A key item I needed to make sure of was that the event handler was on the Canvas, specifically, the Button's parent. If I had an event handler on an object that was say a sibling of the Button, it would never hear the Button's events.
- My localX, localY shift was caused by the fact that I was using the event's target attribute. When the Canvas is delivered the Buttons'e event (because the Button doesn't handle it, so it bubbles up) - the value of target is the Button. However, if you look at the value of currentTarget will be automatically adjusted to tell you which object is currently handling the event. So, it will start off set to the Button, and then update to the Canvas.
In order to get the x, y coordinates of the mouse in the right context I needed to switch from:
function(e:MouseEvent):void { doIt(e.target, e.localX, e.localY); }
to:
function(e:MouseEvent):void { // currentTarget will be my Canvas // with mouseX and mouseY initialized properly doIt(e.currentTarget, e.currentTarget.mouseX, e.currentTarget.mouseY); }
Flex events definitely take some getting used to - but they are powerful, and quite usable.

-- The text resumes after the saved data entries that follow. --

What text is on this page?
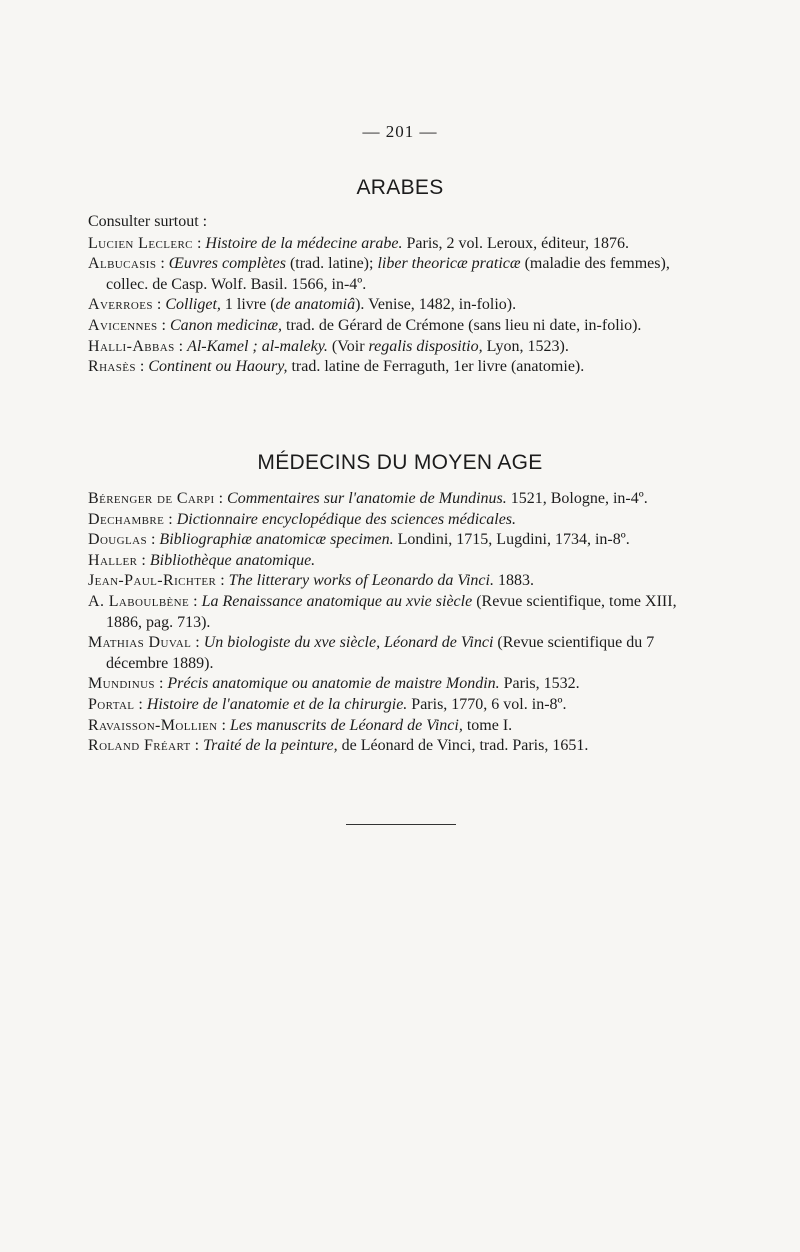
— 201 —
ARABES

Consulter surtout :

Lucien Leclerc : Histoire de la médecine arabe. Paris, 2 vol. Leroux, éditeur, 1876.

Albucasis : Œuvres complètes (trad. latine); liber theoricæ praticæ (maladie des femmes), collec. de Casp. Wolf. Basil. 1566, in-4º.

Averroes : Colliget, 1 livre (de anatomiâ). Venise, 1482, in-folio).

Avicennes : Canon medicinæ, trad. de Gérard de Crémone (sans lieu ni date, in-folio).

Halli-Abbas : Al-Kamel ; al-maleky. (Voir regalis dispositio, Lyon, 1523).

Rhasès : Continent ou Haoury, trad. latine de Ferraguth, 1er livre (anatomie).

MÉDECINS DU MOYEN AGE

Bérenger de Carpi : Commentaires sur l'anatomie de Mundinus. 1521, Bologne, in-4º.

Dechambre : Dictionnaire encyclopédique des sciences médicales.

Douglas : Bibliographiæ anatomicæ specimen. Londini, 1715, Lugdini, 1734, in-8º.

Haller : Bibliothèque anatomique.

Jean-Paul-Richter : The litterary works of Leonardo da Vinci. 1883.

A. Laboulbène : La Renaissance anatomique au xvie siècle (Revue scientifique, tome XIII, 1886, pag. 713).

Mathias Duval : Un biologiste du xve siècle, Léonard de Vinci (Revue scientifique du 7 décembre 1889).

Mundinus : Précis anatomique ou anatomie de maistre Mondin. Paris, 1532.

Portal : Histoire de l'anatomie et de la chirurgie. Paris, 1770, 6 vol. in-8º.

Ravaisson-Mollien : Les manuscrits de Léonard de Vinci, tome I.

Roland Fréart : Traité de la peinture, de Léonard de Vinci, trad. Paris, 1651.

Now when I get that feeling that I'm doing work that the Flex API should handle (say, converting x,y coordinates to the right values for a given context), I know to go shopping around on the API itself for a solution. This sucker is pretty dang complete.
Update Thanks to Dave Nelson for sending me a note to tell me my title was misspelled. Usually, I'd blame this type of error on Firefox not spell checking the title field by default. However, I typed prorogation - which is in fact, a real word. Defined as: discontinuing the meetings (of a legislative body) without dissolving it. I do believe this could be a handy word to use. Thanks Dave!